By Ellen Spitaleri
It has been a long time coming, but construction has finally begun on improvements to Laurelwood Park, a third-of-an-acre green space at the intersection of SE Foster Road and SE Holgate Blvd.
The triangle of land has been a Portland Parks & Recreation (PP&R) property since 1923 but was never fully developed until now.
In 2013, the Laurelwood Park community chose a design concept centered around a new plaza, although it wasn’t until 2019 that the project received $1.4 million in funding.
Construction is underway now, with completion anticipated in late summer or early fall, said Mark Ross, PP& R’s public information officer.
“We are using Parks System Development Charges (SDC), not General Fund tax dollars, to expand the capacity of Laurelwood Park,” he said.
“SDCs help ensure that Portland’s quality of life keeps pace with our growing and changing city by providing additional parks and recreation facilities needed to accommodate growth,” Ross noted, adding that these funds cannot be used for running PP&R swimming pools, for example.
The completed park will feature pathways that extend from the plaza and provide connections to Foster Rd. and an adjacent property to the east, two lawn areas, individual planting areas and a location designated for an art installation.
“PP&R will be working with the Regional Arts & Culture Council (RACC) on the type of art which will be installed at the park,” Ross said. “A percentage of the budget for capital projects funded by SDCs are dedicated towards art installation in partnership with RACC.”
An arbor will be located on the south side of the plaza to act as both shelter and a community icon.
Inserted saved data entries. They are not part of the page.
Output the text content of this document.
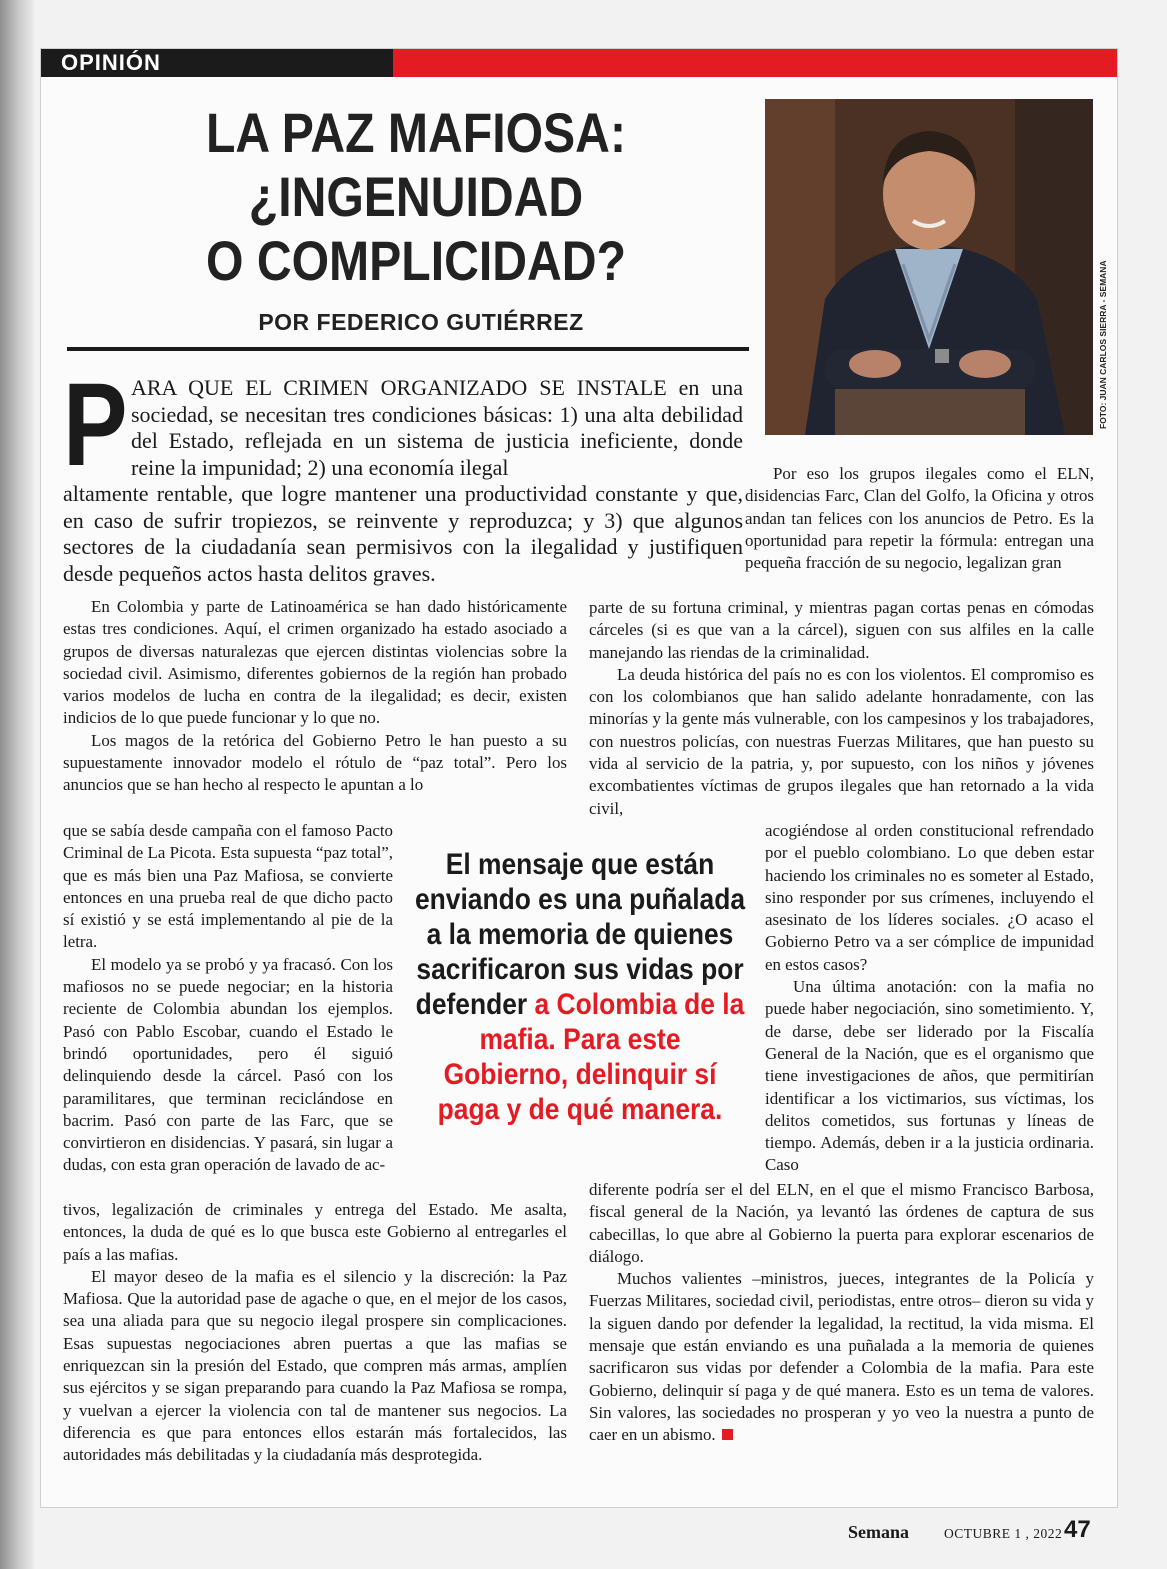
OPINIÓN
LA PAZ MAFIOSA:
¿INGENUIDAD
O COMPLICIDAD?
POR FEDERICO GUTIÉRREZ	FOTO: JUAN CARLOS SIERRA - SEMANA
P ARA QUE EL CRIMEN ORGANIZADO SE INSTALE en una sociedad, se necesitan tres condiciones básicas: 1) una alta debilidad del Estado, reflejada en un sistema de justicia ineficiente, donde reine la impunidad; 2) una economía ilegal

altamente rentable, que logre mantener una productividad constante y que, en caso de sufrir tropiezos, se reinvente y reproduzca; y 3) que algunos sectores de la ciudadanía sean permisivos con la ilegalidad y justifiquen desde pequeños actos hasta delitos graves.

En Colombia y parte de Latinoamérica se han dado históricamente estas tres condiciones. Aquí, el crimen organizado ha estado asociado a grupos de diversas naturalezas que ejercen distintas violencias sobre la sociedad civil. Asimismo, diferentes gobiernos de la región han probado varios modelos de lucha en contra de la ilegalidad; es decir, existen indicios de lo que puede funcionar y lo que no.

Los magos de la retórica del Gobierno Petro le han puesto a su supuestamente innovador modelo el rótulo de “paz total”. Pero los anuncios que se han hecho al respecto le apuntan a lo

que se sabía desde campaña con el famoso Pacto Criminal de La Picota. Esta supuesta “paz total”, que es más bien una Paz Mafiosa, se convierte entonces en una prueba real de que dicho pacto sí existió y se está implementando al pie de la letra.

El modelo ya se probó y ya fracasó. Con los mafiosos no se puede negociar; en la historia reciente de Colombia abundan los ejemplos. Pasó con Pablo Escobar, cuando el Estado le brindó oportunidades, pero él siguió delinquiendo desde la cárcel. Pasó con los paramilitares, que terminan reciclándose en bacrim. Pasó con parte de las Farc, que se convirtieron en disidencias. Y pasará, sin lugar a dudas, con esta gran operación de lavado de ac-

tivos, legalización de criminales y entrega del Estado. Me asalta, entonces, la duda de qué es lo que busca este Gobierno al entregarles el país a las mafias.

El mayor deseo de la mafia es el silencio y la discreción: la Paz Mafiosa. Que la autoridad pase de agache o que, en el mejor de los casos, sea una aliada para que su negocio ilegal prospere sin complicaciones. Esas supuestas negociaciones abren puertas a que las mafias se enriquezcan sin la presión del Estado, que compren más armas, amplíen sus ejércitos y se sigan preparando para cuando la Paz Mafiosa se rompa, y vuelvan a ejercer la violencia con tal de mantener sus negocios. La diferencia es que para entonces ellos estarán más fortalecidos, las autoridades más debilitadas y la ciudadanía más desprotegida.

Por eso los grupos ilegales como el ELN, disidencias Farc, Clan del Golfo, la Oficina y otros andan tan felices con los anuncios de Petro. Es la oportunidad para repetir la fórmula: entregan una pequeña fracción de su negocio, legalizan gran

parte de su fortuna criminal, y mientras pagan cortas penas en cómodas cárceles (si es que van a la cárcel), siguen con sus alfiles en la calle manejando las riendas de la criminalidad.

La deuda histórica del país no es con los violentos. El compromiso es con los colombianos que han salido adelante honradamente, con las minorías y la gente más vulnerable, con los campesinos y los trabajadores, con nuestros policías, con nuestras Fuerzas Militares, que han puesto su vida al servicio de la patria, y, por supuesto, con los niños y jóvenes excombatientes víctimas de grupos ilegales que han retornado a la vida civil,

acogiéndose al orden constitucional refrendado por el pueblo colombiano. Lo que deben estar haciendo los criminales no es someter al Estado, sino responder por sus crímenes, incluyendo el asesinato de los líderes sociales. ¿O acaso el Gobierno Petro va a ser cómplice de impunidad en estos casos?

Una última anotación: con la mafia no puede haber negociación, sino sometimiento. Y, de darse, debe ser liderado por la Fiscalía General de la Nación, que es el organismo que tiene investigaciones de años, que permitirían identificar a los victimarios, sus víctimas, los delitos cometidos, sus fortunas y líneas de tiempo. Además, deben ir a la justicia ordinaria. Caso

diferente podría ser el del ELN, en el que el mismo Francisco Barbosa, fiscal general de la Nación, ya levantó las órdenes de captura de sus cabecillas, lo que abre al Gobierno la puerta para explorar escenarios de diálogo.

Muchos valientes –ministros, jueces, integrantes de la Policía y Fuerzas Militares, sociedad civil, periodistas, entre otros– dieron su vida y la siguen dando por defender la legalidad, la rectitud, la vida misma. El mensaje que están enviando es una puñalada a la memoria de quienes sacrificaron sus vidas por defender a Colombia de la mafia. Para este Gobierno, delinquir sí paga y de qué manera. Esto es un tema de valores. Sin valores, las sociedades no prosperan y yo veo la nuestra a punto de caer en un abismo.

El mensaje que están enviando es una puñalada a la memoria de quienes sacrificaron sus vidas por defender a Colombia de la mafia. Para este Gobierno, delinquir sí paga y de qué manera.
Semana	OCTUBRE 1 , 2022 47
Seat walls will extend along the Holgate Blvd. and Foster Rd. frontage to provide seating and protection from the busy roadways.
“The intent is to create a signature public space that will serve as a centerpiece for the continued development along SE Foster Rd.,” Ross noted.
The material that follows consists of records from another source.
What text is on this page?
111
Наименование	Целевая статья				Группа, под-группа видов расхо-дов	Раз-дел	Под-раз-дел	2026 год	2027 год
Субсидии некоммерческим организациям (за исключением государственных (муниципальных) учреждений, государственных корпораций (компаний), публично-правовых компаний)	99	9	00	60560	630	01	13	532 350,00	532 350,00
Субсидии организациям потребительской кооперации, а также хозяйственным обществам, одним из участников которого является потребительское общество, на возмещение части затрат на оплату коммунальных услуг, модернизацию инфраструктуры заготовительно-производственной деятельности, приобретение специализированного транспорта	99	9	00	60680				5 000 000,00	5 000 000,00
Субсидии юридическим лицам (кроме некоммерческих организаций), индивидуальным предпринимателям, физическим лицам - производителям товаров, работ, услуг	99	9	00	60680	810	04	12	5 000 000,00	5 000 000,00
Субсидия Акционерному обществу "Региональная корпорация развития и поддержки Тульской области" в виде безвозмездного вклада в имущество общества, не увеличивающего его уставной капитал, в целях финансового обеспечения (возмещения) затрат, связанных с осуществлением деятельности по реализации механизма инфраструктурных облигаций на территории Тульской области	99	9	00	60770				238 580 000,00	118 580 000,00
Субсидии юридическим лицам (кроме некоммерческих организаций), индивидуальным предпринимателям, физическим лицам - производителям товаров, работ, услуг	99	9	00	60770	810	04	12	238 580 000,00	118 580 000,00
New trees will replace trees that had to be removed during the renovations and new sidewalks will be added around the park for safer and increased access.
Ross said the pandemic has made it clear that parks are vital for mental and physical health.
“Parks, trails, trees and natural areas make a city more livable, desirable, peaceful, cooler in summer and provide places for relaxation, reflection and recreation,” he added.
“Creating a new signature space for community members to gather is at the heart of the mission of PP&R,” said Ken Rumbaugh, PP&R’s community engagement coordinator.
“As COVID-19 public health and safety protocols allow, we look forward to Laurelwood Park being a popular spot for volunteers, with neighbors lending a hand to further beautify and improve the revitalized park,” Rumbaugh said.
“Once complete, leashed dogs will be welcome in Laurelwood Park; [and] dog owners are expected to properly obey all leash and scoop laws,” he added.
Rumbaugh said the most rewarding part of the Laurelwood Park project has been “taking neighbors’ input and working collaboratively, working with our staff and neighbors on the planning, design and construction processes and creating a place where neighbors can gather and make memories.”
Sean McClintock, chair of the Foster/Powell Neighborhood Association, described the park as being in the heart of the business district, where it will occupy a key place in the community.
He thanked PP&R “for the partnership they created through the process to involve the neighbors.”
For him, the significance of the park is that “the city is acknowledging not only the opportunity to make improvements to benefit businesses, but is also providing an opportunity for recreation.”
Travis Ruybal, PP&R landscape architect and project manager for the Laurelwood Park improvements, said he was thrilled with the final design outcome.
“Speaking for everyone at PP&R, we are all excited to deliver this project for our community, Ruybal said. “I believe this development will activate the park in a positive way while providing a public plaza as a warm and welcoming gathering area, to further enhance the vibrant neighborhood.”
Before construction on Laurelwood Park could begin, workers had to remove campers from the site.
“It is heartbreaking seeing people who are living outdoors. None of our parks and natural areas are designed for people to live in, but sadly that activity has occurred for years, and continues now,” Ross said.
He added, “When houseless neighbors are willing to accept help, our staff works patiently and compassionately to connect them to social services providers for assistance. This is the case with everyone we encounter living at a PP&R property.”